Monday, April 30, 2018

Keeping an eye on Earth's water cycle, ice sheets and crust from space

A pair of spacecraft that will observe our planet's ever-changing water cycle, ice sheets and crust are in final preparations for launch from California no earlier than May 19. The Gravity Recovery and Climate Experiment Follow-On (GRACE-FO) mission, a partnership between NASA and the German Research Centre for Geosciences, will take over where the first GRACE mission left off when it completed its 15-year mission in 2017.

GRACE-FO will continue monitoring monthly changes in the distribution of mass within and among Earth's atmosphere, oceans, land and ice sheets, as well as within the solid Earth itself. These data will provide unique insights into Earth's changing climate, Earth system processes and even the impacts of some human activities, and will have far-reaching benefits to society, such as improving water resource management.

"Water is critical to every aspect of life on Earth -- for health, for agriculture, for maintaining our way of living," said Michael Watkins, GRACE-FO science lead and director of NASA's Jet Propulsion Laboratory in Pasadena, California. "You can't manage it well until you can measure it. GRACE-FO provides a unique way to measure water in many of its phases, allowing us to manage water resources more effectively."

Like GRACE, the first mission, GRACE-FO will use an innovative technique to observe something that can't be seen directly from space.

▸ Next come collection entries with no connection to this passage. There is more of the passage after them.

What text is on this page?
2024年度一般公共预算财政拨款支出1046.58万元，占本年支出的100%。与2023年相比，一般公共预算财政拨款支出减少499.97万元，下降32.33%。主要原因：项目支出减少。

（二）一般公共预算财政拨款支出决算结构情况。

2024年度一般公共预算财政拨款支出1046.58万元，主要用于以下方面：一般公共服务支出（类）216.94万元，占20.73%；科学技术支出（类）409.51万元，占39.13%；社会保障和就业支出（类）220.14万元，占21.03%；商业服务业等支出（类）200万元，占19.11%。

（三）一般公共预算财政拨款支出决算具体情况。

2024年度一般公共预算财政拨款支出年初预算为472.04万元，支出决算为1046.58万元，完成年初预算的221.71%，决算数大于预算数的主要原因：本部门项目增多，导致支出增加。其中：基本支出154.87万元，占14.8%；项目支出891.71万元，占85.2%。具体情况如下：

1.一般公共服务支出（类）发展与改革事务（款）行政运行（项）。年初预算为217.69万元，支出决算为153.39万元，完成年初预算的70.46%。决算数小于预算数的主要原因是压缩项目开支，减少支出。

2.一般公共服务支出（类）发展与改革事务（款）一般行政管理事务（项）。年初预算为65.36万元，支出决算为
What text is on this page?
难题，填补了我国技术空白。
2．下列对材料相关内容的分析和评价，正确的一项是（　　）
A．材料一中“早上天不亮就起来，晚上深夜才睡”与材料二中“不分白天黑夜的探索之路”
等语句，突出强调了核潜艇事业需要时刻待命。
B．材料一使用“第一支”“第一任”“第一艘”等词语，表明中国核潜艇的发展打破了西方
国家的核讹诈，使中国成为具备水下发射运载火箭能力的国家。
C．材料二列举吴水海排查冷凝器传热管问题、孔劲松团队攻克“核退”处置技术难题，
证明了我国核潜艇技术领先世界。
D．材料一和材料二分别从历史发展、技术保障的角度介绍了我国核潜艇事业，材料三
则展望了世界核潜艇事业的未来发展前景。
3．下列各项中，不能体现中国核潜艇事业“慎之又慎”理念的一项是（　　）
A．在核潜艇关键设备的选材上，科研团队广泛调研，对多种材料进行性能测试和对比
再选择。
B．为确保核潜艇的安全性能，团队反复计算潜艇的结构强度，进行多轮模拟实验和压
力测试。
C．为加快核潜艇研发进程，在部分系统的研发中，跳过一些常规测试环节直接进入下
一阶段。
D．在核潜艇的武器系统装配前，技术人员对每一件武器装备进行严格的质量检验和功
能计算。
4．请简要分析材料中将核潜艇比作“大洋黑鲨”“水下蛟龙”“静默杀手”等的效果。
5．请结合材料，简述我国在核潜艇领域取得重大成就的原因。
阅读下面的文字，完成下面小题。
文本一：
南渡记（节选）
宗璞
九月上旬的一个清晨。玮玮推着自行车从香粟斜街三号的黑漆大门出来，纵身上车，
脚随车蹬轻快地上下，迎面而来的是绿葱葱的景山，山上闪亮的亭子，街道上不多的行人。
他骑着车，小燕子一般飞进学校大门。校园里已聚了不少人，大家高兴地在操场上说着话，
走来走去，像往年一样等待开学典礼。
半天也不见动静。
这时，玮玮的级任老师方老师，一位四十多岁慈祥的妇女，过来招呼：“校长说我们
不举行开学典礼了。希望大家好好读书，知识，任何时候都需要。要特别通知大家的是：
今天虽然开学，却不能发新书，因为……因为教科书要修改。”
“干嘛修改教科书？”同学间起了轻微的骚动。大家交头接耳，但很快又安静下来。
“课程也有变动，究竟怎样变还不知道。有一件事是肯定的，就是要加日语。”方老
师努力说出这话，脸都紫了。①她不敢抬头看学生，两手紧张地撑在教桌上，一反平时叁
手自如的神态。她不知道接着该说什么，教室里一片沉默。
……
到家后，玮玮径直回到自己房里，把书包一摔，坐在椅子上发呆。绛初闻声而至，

It uses the weight of water to measure its movement -- even water hidden far below Earth's surface. GRACE-FO will do this by very precisely measuring the changes in the shape of Earth's gravity field caused by the movement of massive amounts of water, ice and solid Earth.

"When water is underground, it's impossible to directly observe from space. There's no picture you can take or radar you can bounce off the surface to measure changes in that deep water," said Watkins. "But it has mass, and GRACE-FO is almost the only way we have of observing it on large scales. Similarly, tracking changes in the total mass of the polar ice sheets is also very difficult, but GRACE-FO essentially puts a 'scale' under them to track their changes over time."

Like its predecessors, the two identical GRACE-FO satellites will function as a single instrument. The satellites will orbit Earth about 137 miles (220 kilometers) apart, at an initial altitude of about 305 miles (490 kilometers). Each satellite continually sends microwave signals to the other to accurately measure changes in the distance between them. As they fly over a massive Earth feature, such as a mountain range or underground aquifer, the gravitational pull of that feature tugs on the satellites, changing the distance separating them. By tracking changes in their separation distance with incredible accuracy -- to less than the thickness of a human hair -- the satellites are able to map these regional gravity changes.

GRACE-FO will be launched into orbit with five Iridium NEXT communications satellites on a commercially procured SpaceX Falcon 9 rocket from Vandenberg Air Force Base in California.